Parmi les principales difficultés qui rendent l’exercice de la dictée si périlleux pour les francophones, on retrouve immanquablement la question des consonnes doubles. En effet, en français, on écrit alléger mais alourdir, charrette mais chariot. Fumerolle mais bestiole. Carotte mais compote. Grelotter mais sifloter. Collé mais accolé, etc. Ces consonnes doubles constituent à elles seules 28 à 56 % des fautes d’orthographe.
Pourtant, à l’origine, le latin en possède très peu, probablement toutes prononcées. Au Moyen Âge, en ancien français, la plupart des mots s’écrivaient sans redoublement de la consonne. À l’époque, on écrivait pome (du latin pomu), soner (du latin sonare). Ensuite, en moyen français, certaines consonnes sont doublées dans les mots marqués par une nasalisation de la voyelle qui précède, comme dans bonne (que l’on prononçait /bon/ne/). La première consonne indiquait que la voyelle était nasale, la deuxième signalait que l’on prononçait ensuite la consonne /m/ ou /n/, comme c’est encore le cas dans emmener ou ennui. C’est cette prononciation qui au 17e siècle permet, entre autres, à Molière de mettre dans la bouche de Martine, la servante des Femmes savantes, un calembour resté célèbre :
Bélise.
Veux-tu toute ta vie offenser la grammaire ?
Martine.
Qui parle d’offenser grand’mère ni grand-père ?

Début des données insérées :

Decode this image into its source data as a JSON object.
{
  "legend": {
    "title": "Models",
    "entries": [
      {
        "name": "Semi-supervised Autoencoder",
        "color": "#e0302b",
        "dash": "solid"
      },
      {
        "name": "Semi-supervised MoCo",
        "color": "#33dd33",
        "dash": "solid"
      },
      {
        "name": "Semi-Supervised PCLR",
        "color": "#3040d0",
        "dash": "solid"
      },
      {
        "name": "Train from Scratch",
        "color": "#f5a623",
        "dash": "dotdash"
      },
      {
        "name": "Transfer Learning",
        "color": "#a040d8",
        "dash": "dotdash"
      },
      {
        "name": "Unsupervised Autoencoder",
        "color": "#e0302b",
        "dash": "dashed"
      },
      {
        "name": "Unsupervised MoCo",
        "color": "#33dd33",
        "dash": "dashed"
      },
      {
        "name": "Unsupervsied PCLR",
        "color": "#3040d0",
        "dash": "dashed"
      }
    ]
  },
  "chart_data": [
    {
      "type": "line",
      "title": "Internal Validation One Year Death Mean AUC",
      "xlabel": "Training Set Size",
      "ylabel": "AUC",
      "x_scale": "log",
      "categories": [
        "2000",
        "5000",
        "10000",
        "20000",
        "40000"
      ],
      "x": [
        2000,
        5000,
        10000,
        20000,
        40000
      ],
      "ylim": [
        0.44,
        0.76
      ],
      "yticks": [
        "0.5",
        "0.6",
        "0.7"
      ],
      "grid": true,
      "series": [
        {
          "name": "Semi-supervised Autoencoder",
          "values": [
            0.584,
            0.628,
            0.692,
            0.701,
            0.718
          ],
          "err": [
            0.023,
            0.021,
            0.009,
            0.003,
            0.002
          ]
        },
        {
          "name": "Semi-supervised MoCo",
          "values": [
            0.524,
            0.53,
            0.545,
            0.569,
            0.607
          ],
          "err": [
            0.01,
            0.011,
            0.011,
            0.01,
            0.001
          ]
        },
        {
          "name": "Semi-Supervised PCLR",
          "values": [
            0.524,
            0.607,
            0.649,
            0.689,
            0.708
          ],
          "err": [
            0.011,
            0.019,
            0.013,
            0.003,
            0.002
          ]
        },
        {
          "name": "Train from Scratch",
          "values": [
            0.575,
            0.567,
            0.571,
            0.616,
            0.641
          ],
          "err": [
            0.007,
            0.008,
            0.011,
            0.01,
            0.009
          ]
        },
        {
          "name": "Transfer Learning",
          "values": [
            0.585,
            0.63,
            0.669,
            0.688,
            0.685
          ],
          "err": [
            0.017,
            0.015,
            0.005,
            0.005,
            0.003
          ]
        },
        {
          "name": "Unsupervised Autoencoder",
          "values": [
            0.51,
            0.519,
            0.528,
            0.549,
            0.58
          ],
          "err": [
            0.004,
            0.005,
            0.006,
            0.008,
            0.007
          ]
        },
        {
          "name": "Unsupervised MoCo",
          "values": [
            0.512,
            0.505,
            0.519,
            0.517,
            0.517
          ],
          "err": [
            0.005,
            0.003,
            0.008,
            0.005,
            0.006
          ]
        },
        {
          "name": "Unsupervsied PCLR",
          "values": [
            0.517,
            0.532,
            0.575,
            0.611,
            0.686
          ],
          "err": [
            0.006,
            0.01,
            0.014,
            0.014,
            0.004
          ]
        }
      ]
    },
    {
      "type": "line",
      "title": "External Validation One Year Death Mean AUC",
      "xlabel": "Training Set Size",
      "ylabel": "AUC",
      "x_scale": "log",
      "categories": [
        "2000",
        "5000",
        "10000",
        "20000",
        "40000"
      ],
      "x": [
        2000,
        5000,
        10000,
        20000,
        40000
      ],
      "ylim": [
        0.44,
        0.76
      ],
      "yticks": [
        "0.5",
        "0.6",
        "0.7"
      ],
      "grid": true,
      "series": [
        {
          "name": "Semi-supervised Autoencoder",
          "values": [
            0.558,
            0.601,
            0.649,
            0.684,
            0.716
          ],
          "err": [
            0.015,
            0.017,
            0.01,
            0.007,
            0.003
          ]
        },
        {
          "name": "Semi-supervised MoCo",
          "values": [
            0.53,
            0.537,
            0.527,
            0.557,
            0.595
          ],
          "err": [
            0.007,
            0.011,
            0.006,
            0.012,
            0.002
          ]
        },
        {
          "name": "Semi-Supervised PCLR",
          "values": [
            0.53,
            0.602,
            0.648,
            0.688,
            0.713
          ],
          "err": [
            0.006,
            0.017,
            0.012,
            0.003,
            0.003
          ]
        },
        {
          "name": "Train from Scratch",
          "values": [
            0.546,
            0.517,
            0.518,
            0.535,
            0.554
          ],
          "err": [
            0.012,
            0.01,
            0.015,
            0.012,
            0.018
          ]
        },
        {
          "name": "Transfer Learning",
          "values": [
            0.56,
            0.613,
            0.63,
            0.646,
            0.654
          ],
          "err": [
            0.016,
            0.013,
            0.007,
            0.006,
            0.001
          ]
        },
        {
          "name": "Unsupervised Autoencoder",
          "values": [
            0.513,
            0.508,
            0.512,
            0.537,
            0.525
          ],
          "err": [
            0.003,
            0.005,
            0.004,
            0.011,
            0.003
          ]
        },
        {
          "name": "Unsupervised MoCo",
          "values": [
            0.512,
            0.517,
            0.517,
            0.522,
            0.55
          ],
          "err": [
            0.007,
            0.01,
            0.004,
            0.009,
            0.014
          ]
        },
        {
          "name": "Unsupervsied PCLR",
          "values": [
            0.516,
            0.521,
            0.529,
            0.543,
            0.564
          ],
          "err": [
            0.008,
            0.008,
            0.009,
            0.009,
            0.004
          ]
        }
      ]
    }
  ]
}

D’autres consonnes doubles répondent également aujourd’hui à des règles phonétiques relativement claires. Un double s permet de distinguer poisson de poison ou coussin de cousin. Mais ces règles sont mises à mal par de nombreuses exceptions. En effet, tous les mots qui possèdent un préfixe latin tel que parasol, antisocial ou aseptiser enfreignent cette règle. Mais il existe des exceptions à ces exceptions. On écrit en effet annoter, accréditer ou encore pressentiment malgré la présence d’un préfixe. De quoi y perdre littéralement son latin.
En réalité, la plupart du temps il est impossible de deviner le nombre de consonnes sans l’avoir apris, … appris, heu, oui … appris au préalable, ce qui donne lieu à d’interminables listes à ânon, … ânonn… bref, répéter en classe, et à des procédés mnémotechniques farfelus qui nous amènent à « apercevoir des apôtres qui prennent l’apéritif », ou à évoquer les « hirondelles qui ont besoin de deux l pour voler ». Et l’anophèle est bien emmerdé.

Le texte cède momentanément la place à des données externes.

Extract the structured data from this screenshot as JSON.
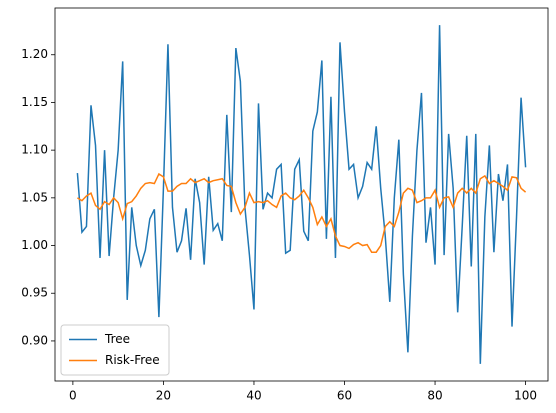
{
  "chart_data": {
    "type": "line",
    "x": [
      1,
      2,
      3,
      4,
      5,
      6,
      7,
      8,
      9,
      10,
      11,
      12,
      13,
      14,
      15,
      16,
      17,
      18,
      19,
      20,
      21,
      22,
      23,
      24,
      25,
      26,
      27,
      28,
      29,
      30,
      31,
      32,
      33,
      34,
      35,
      36,
      37,
      38,
      39,
      40,
      41,
      42,
      43,
      44,
      45,
      46,
      47,
      48,
      49,
      50,
      51,
      52,
      53,
      54,
      55,
      56,
      57,
      58,
      59,
      60,
      61,
      62,
      63,
      64,
      65,
      66,
      67,
      68,
      69,
      70,
      71,
      72,
      73,
      74,
      75,
      76,
      77,
      78,
      79,
      80,
      81,
      82,
      83,
      84,
      85,
      86,
      87,
      88,
      89,
      90,
      91,
      92,
      93,
      94,
      95,
      96,
      97,
      98,
      99,
      100
    ],
    "series": [
      {
        "name": "Tree",
        "color": "#1f77b4",
        "values": [
          1.076,
          1.014,
          1.02,
          1.147,
          1.105,
          0.987,
          1.1,
          0.989,
          1.05,
          1.1,
          1.193,
          0.943,
          1.04,
          1.0,
          0.979,
          0.995,
          1.028,
          1.038,
          0.925,
          1.06,
          1.211,
          1.04,
          0.993,
          1.005,
          1.039,
          0.985,
          1.07,
          1.045,
          0.98,
          1.072,
          1.016,
          1.023,
          1.005,
          1.137,
          1.035,
          1.207,
          1.172,
          1.04,
          0.99,
          0.933,
          1.149,
          1.038,
          1.055,
          1.05,
          1.08,
          1.085,
          0.992,
          0.995,
          1.08,
          1.09,
          1.015,
          1.005,
          1.12,
          1.14,
          1.194,
          1.007,
          1.156,
          0.987,
          1.213,
          1.14,
          1.08,
          1.085,
          1.05,
          1.062,
          1.087,
          1.08,
          1.125,
          1.06,
          1.01,
          0.941,
          1.05,
          1.111,
          0.97,
          0.888,
          1.01,
          1.1,
          1.16,
          1.003,
          1.04,
          0.98,
          1.231,
          0.99,
          1.117,
          1.06,
          0.93,
          1.02,
          1.115,
          0.978,
          1.117,
          0.876,
          1.03,
          1.105,
          0.993,
          1.075,
          1.047,
          1.085,
          0.915,
          1.03,
          1.155,
          1.082
        ]
      },
      {
        "name": "Risk-Free",
        "color": "#ff7f0e",
        "values": [
          1.05,
          1.047,
          1.052,
          1.055,
          1.042,
          1.038,
          1.046,
          1.043,
          1.05,
          1.045,
          1.028,
          1.044,
          1.046,
          1.052,
          1.06,
          1.065,
          1.066,
          1.065,
          1.075,
          1.072,
          1.057,
          1.057,
          1.062,
          1.065,
          1.065,
          1.07,
          1.066,
          1.068,
          1.07,
          1.066,
          1.068,
          1.069,
          1.07,
          1.063,
          1.062,
          1.045,
          1.033,
          1.04,
          1.055,
          1.045,
          1.046,
          1.045,
          1.047,
          1.043,
          1.04,
          1.052,
          1.055,
          1.05,
          1.048,
          1.052,
          1.058,
          1.05,
          1.04,
          1.022,
          1.03,
          1.02,
          1.028,
          1.01,
          1.0,
          0.999,
          0.997,
          1.001,
          1.003,
          1.0,
          1.001,
          0.993,
          0.993,
          1.0,
          1.02,
          1.025,
          1.02,
          1.035,
          1.055,
          1.06,
          1.058,
          1.045,
          1.047,
          1.05,
          1.05,
          1.058,
          1.04,
          1.05,
          1.051,
          1.04,
          1.055,
          1.06,
          1.055,
          1.06,
          1.055,
          1.07,
          1.073,
          1.065,
          1.068,
          1.065,
          1.062,
          1.058,
          1.072,
          1.071,
          1.06,
          1.056
        ]
      }
    ],
    "xlim": [
      -3.95,
      104.95
    ],
    "xticks": [
      0,
      20,
      40,
      60,
      80,
      100
    ],
    "ylim": [
      0.858,
      1.249
    ],
    "yticks": [
      {
        "value": 0.9,
        "label": "0.90"
      },
      0.95,
      {
        "value": 1.0,
        "label": "1.00"
      },
      1.05,
      {
        "value": 1.1,
        "label": "1.10"
      },
      1.15,
      {
        "value": 1.2,
        "label": "1.20"
      }
    ],
    "legend": "lower left"
  }
}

Dans un formidable fascicule intitulé « Orthographe, qui a peur de la réforme ? », les linguistes Georges Legros et Marie-Louise Moreau résument la situation en classant ces consonnes doubles en trois catégories :
- Dans la première, la double consonne se prononce (fille, succès, emmerder, etc.).
- Dans une deuxième catégorie, la double consonne signale que le e qui la précède se prononce /è/ (chienne, gemme, vignette) ou que le e qui la précède se prononce /a/ (femme, évidemment…).

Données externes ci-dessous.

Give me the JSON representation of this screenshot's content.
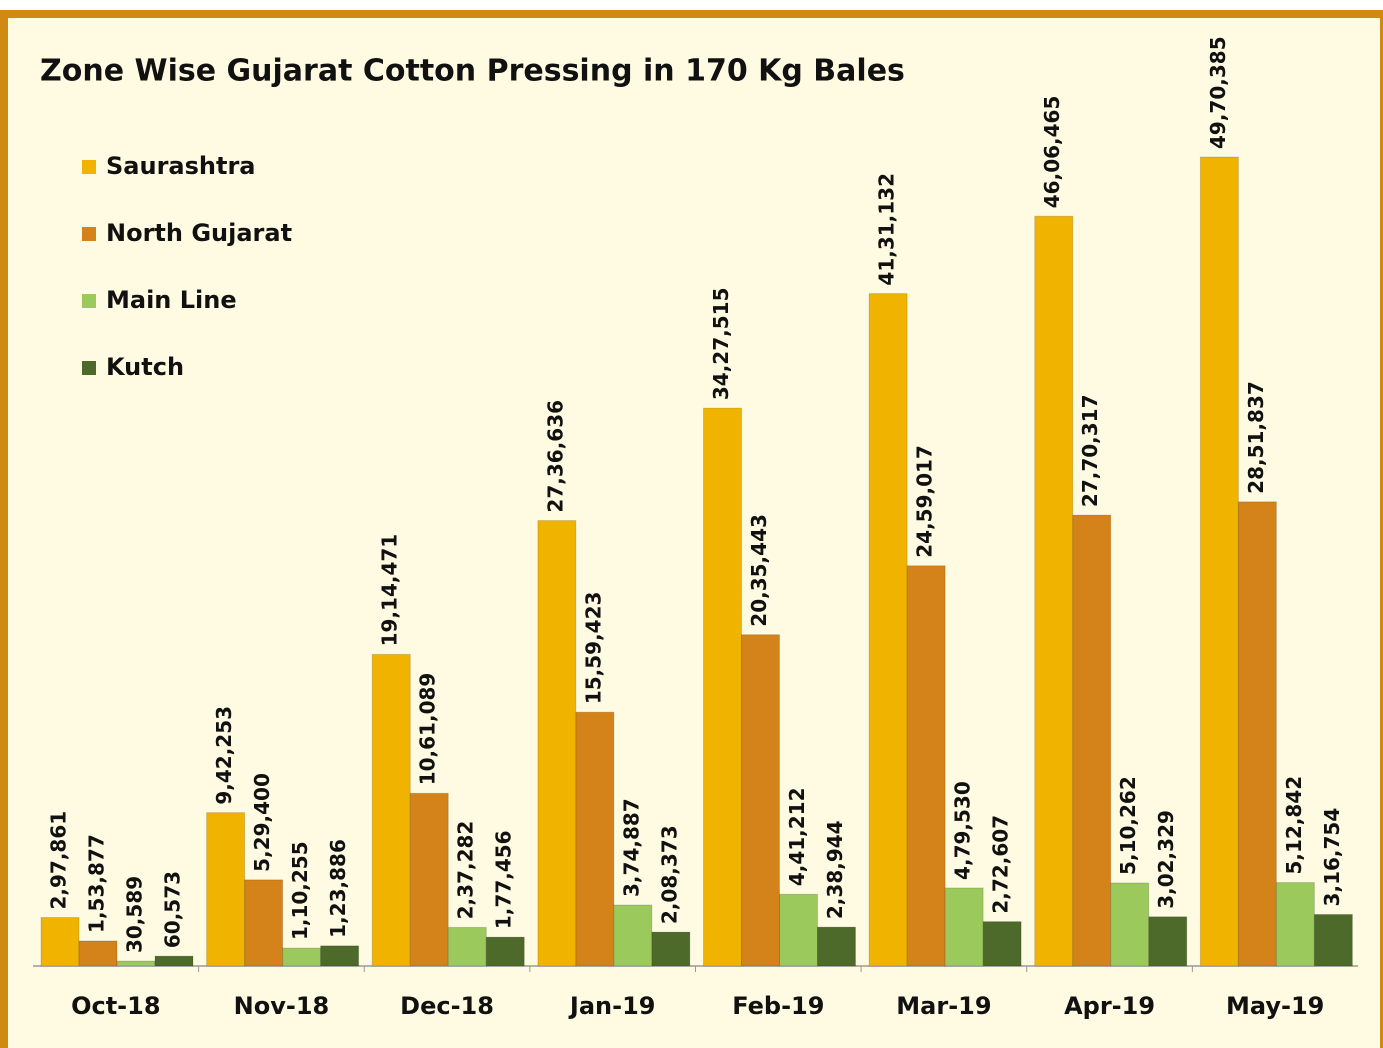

- Et enfin, dans une troisième catégorie, on retrouve les doubles consonnes qui n’ont aucune influence sur la prononciation des lettres qui suivent ou qui précèdent et doivent tout simplement être retenues par cœur (on écrit sotte mais azote, appauvrir mais apaiser, etc.)
C’est bien évidemment sur cette troisième catégorie qu’il faudrait sans doute concentrer les efforts de rationalisation futurs pour rendre notre orthographe plus cohérente.
La réforme de 1990 qui, rappelons-le, est l’orthographe de référence pour l’Éducation nationale depuis 2016, s’y est déjà attelée en supprimant par exemple les anomalies des verbes en –eler et en –eter qui prennent dorénavant un accent grave et une seule consonne (j’amoncèle, j’époussète). Elle impose également d’écrire les mots en -olle et oter avec une seule consonne (corole, frisoter…). Elle recommande, en outre, d’éviter les consonnes doubles dans la formation des néologismes. Rien de bien audacieux.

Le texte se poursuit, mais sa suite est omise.